Zudem verfügt dieser Bereich über Konferenzräume, eine Bibliothek und einen Arbeitsbereich für Medienvertreterinnen und -vertreter. Pressekonferenzen finden in einem Atrium statt. Historisch wird es hier auch: In einem Raum ist das Büro des NATO-Generalsekretärs aus dem alten Brüsseler Hauptquartier nachgestellt. Mit dem originalen Schreibtisch und dem alten Hammer, mit dem der Generalsekretär Konferenzen eröffnete und schloss.
Hinter diesem Abschnitt beginnt der gesicherte Bereich der Mitarbeiterinnen und Mitarbeiter der Delegationen sowie des NATO-Generalsekretärs, so etwa die Pressestelle. Das NATO-Hauptquartier hat insgesamt rund 254.000 Quadratmeter Bürofläche. Zum Vergleich: Das Pentagon als größtes Verwaltungsgebäude der Welt bringt es auf rund 345.000 Quadratmeter.

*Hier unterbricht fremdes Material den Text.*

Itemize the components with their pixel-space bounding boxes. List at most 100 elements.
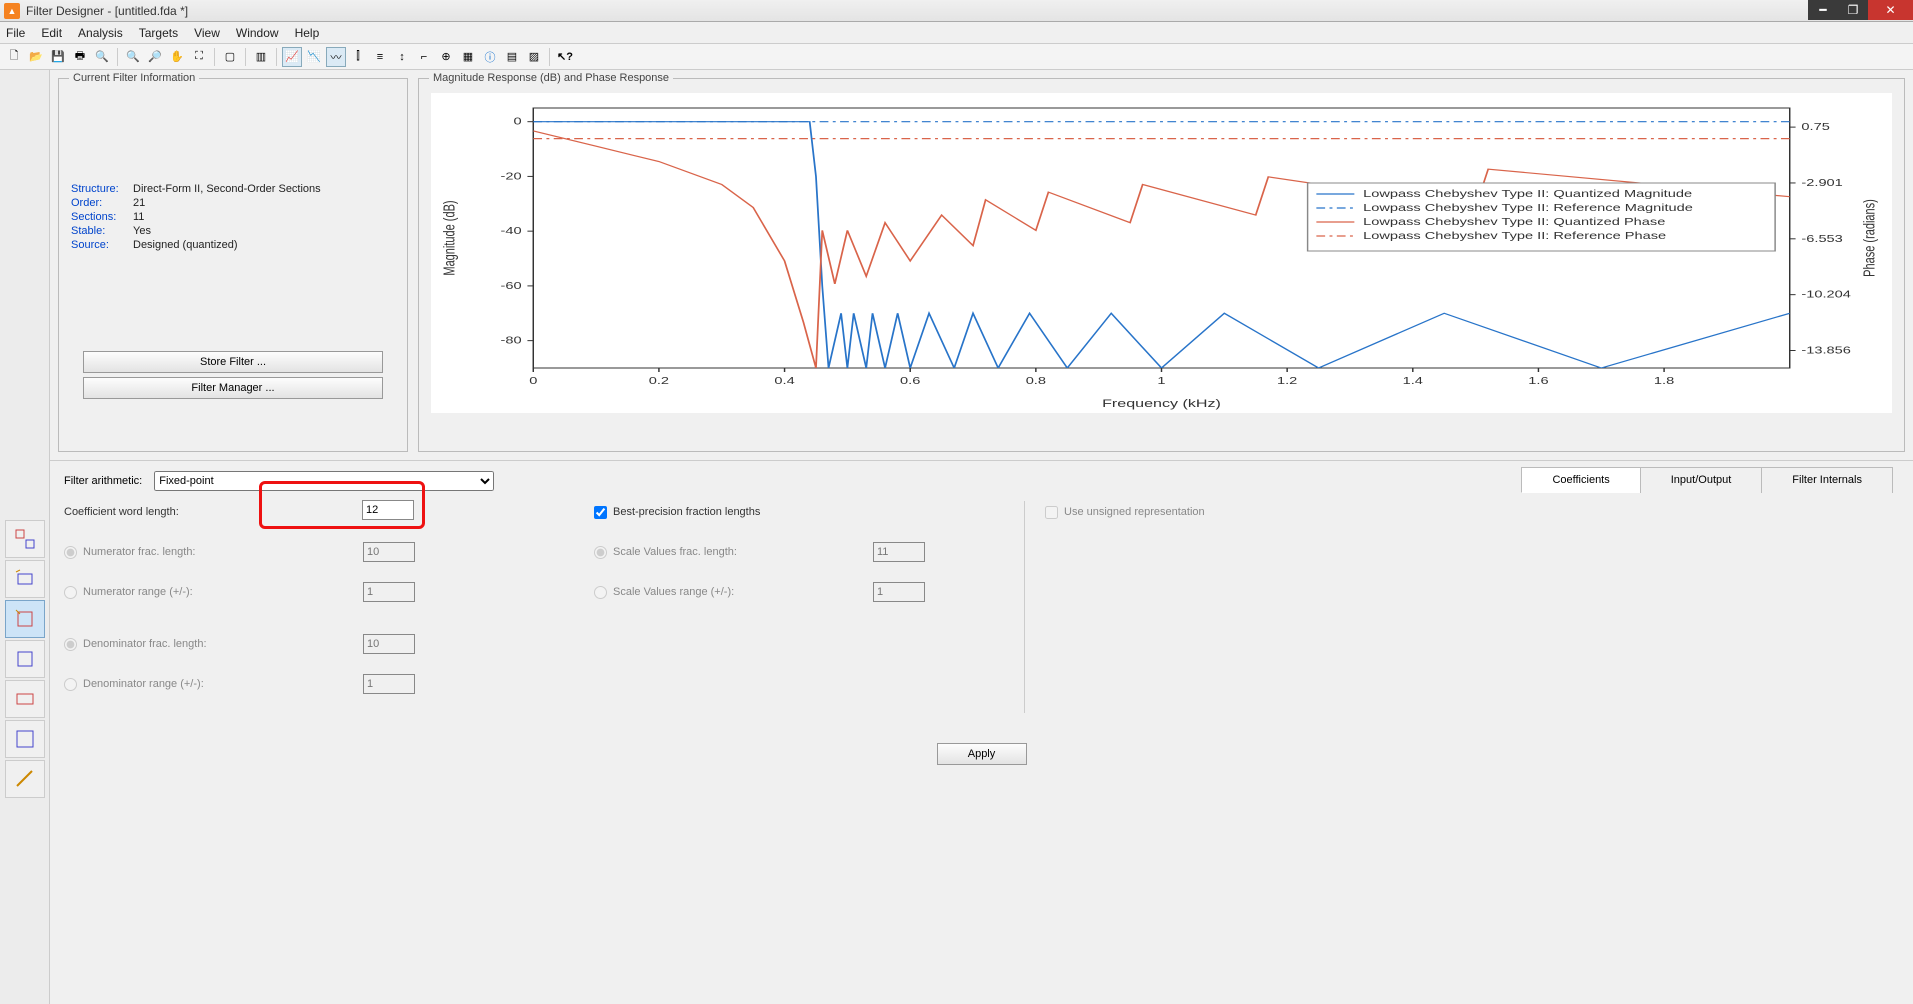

Dank moderner Videokonferenzsysteme müssen die dort Beschäftigten weniger reisen. Sie reduzieren so die Kohlendioxid-Schadstoff-Bilanz. Durch die starke Wärmeisolierung und einen wirksamen Sonnenschutz der Verglasung ist der Energieverbrauch des Gebäudes vergleichsweise gering. Geothermie und Solarenergie, Kraft-Wärme-Kopplung sowie energiesparende Beleuchtungssysteme sind hier Standard. Auch ökologisch ist das NATO-Hauptquartier auf dem neuesten Stand.
Rund 4.000 Menschen produzieren in der Brüsseler Schaltzentrale der NATO täglich Sicherheit für die westliche Welt. „Das NATO-Hauptquartier ist ein einzigartiger Ort. Es ist der einzige Ort auf der Welt, wo Diplomaten und zivile Experten mit militärischen Experten und Militärs aus Europa und Nordamerika jeden Tag zusammenarbeiten“, sagt Oana Lungescu.
2017 wurde das neue Hauptquartier fertiggestellt. Seit 2018 ist das riesige Gebäude am Brüsseler Boulevard Léopold III voll in Betrieb. Baubeginn war im Oktober 2010. Die Baukosten beliefen sich auf rund 750 Millionen Euro, die Gesamtkosten auf etwa 1,1 Milliarden Euro. Das Architekturbüro Skidmore, Owings & Merrill LLP und die Architektenvereinigung ASSARArchitektenvereinigung ASSAR Architects bekamen 2003 bei einem internationalen Wettbewerb den Zuschlag für das neue NATO-Hauptquartier. Es löste das alte Hauptquartier auf der anderen Straßenseite ab, das seit 1967 von den Partnern genutzt worden war. Es war jedoch nur als Provisorium gedacht.
Was dem Besucher im neuen NATO-Hauptquartier nicht entgeht, ist die mit Augenzwinkern versehene Information, wer die „wahren Helden“ im Hause sind: die Fensterputzer. Wenn einer allein die 7.300 Quadratmeter Glas putzen müsste, dann bräuchte er drei Monate dafür, im Dauereinsatz.